When I post a recipe, it’s usually an adaptation of one I see online. I’ll do a better job of referencing the original, but I’d rather dumb it down for you as I want recipes done for ME. For example, if something says you need to combine it in a food processor but REALLY you can just stir it by hand, I’m going to write that method on THIS page. I’m not trying to be condescending – it’s just the way I want information presented to me as I HATE to cook. I also hate food processors! (I’m a wizard on a blender, however. A little too much practice making margaritas back in the day)
I’ve already posted the deep dish pizza by the blog ‘All Day I Dream About Food’ (I’ll post a link in the comments.).
This “mac-n-cheese” is so easy it doesn’t require a recipe.
I bought pre-riced cauliflower and froze it a week ago. Tonight I poked a few holes in the bag, microwaved it for 5 minutes, added a pat of butter, salt, cracked pepper, and an entire bag of pre-shredded Gouda. I microwaved it again for 2 more minutes and had piping hot, rich and salty, cauli-n-cheese. Lame, I know.

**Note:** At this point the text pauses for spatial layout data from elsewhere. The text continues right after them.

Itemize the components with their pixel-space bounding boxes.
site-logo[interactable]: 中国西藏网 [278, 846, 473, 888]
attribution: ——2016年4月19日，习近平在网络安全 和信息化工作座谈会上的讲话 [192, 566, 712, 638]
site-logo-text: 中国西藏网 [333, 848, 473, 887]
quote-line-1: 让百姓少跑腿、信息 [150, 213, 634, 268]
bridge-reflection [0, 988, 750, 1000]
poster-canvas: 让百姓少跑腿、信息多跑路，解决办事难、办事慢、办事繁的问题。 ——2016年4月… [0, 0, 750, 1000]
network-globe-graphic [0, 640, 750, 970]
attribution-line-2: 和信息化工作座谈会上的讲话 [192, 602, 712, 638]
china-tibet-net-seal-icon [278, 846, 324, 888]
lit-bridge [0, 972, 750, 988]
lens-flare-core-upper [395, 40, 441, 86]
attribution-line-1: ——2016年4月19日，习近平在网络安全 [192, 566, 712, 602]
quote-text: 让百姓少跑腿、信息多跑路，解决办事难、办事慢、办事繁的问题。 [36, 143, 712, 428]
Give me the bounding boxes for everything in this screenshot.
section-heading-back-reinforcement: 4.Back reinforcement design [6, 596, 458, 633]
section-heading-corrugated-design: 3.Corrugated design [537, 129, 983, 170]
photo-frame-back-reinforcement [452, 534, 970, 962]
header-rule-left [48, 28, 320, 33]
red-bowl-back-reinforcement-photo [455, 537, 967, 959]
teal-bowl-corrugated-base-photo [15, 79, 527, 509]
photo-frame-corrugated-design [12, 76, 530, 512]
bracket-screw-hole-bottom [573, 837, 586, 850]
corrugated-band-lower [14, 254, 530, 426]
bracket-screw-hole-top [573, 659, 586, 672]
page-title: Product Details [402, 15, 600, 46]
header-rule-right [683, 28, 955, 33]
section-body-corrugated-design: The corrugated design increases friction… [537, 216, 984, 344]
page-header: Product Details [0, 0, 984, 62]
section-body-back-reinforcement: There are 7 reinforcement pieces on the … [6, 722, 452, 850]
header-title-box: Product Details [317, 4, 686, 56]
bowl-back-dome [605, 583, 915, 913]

But it warms the belly and teases the taste buds.
We see our endocrinologist on Tuesday. More on that soon, but let’s just say I’m excited to tell him my kid eats pizza and donuts and has an A1c of 5.4-5.5.
Disclaimer: I’m not a chef, I’m not a nutritionist, and I’m not a doctor. I don’t love to cook but I DO love the way the food in the recipe above allows my dude with Type 1 Diabetes to maintain stable, healthy blood sugars. I share this recipe with you because I have found it to be quick and easy to prepare. Through trial and error, I have also discovered the best way to dose insulin for this recipe so that River’s blood sugar doesn’t spike. Everyone with diabetes responds differently to certain foods, so you may find that this recipe doesn’t offer the same benefit to you. Please consult your physician for proper insulin dosing, and as always, use caution when adding a new type of food to your diet. I recommend using a continuous glucose monitor and/or frequent finger pokes to best monitor the effects of a new food on blood sugars.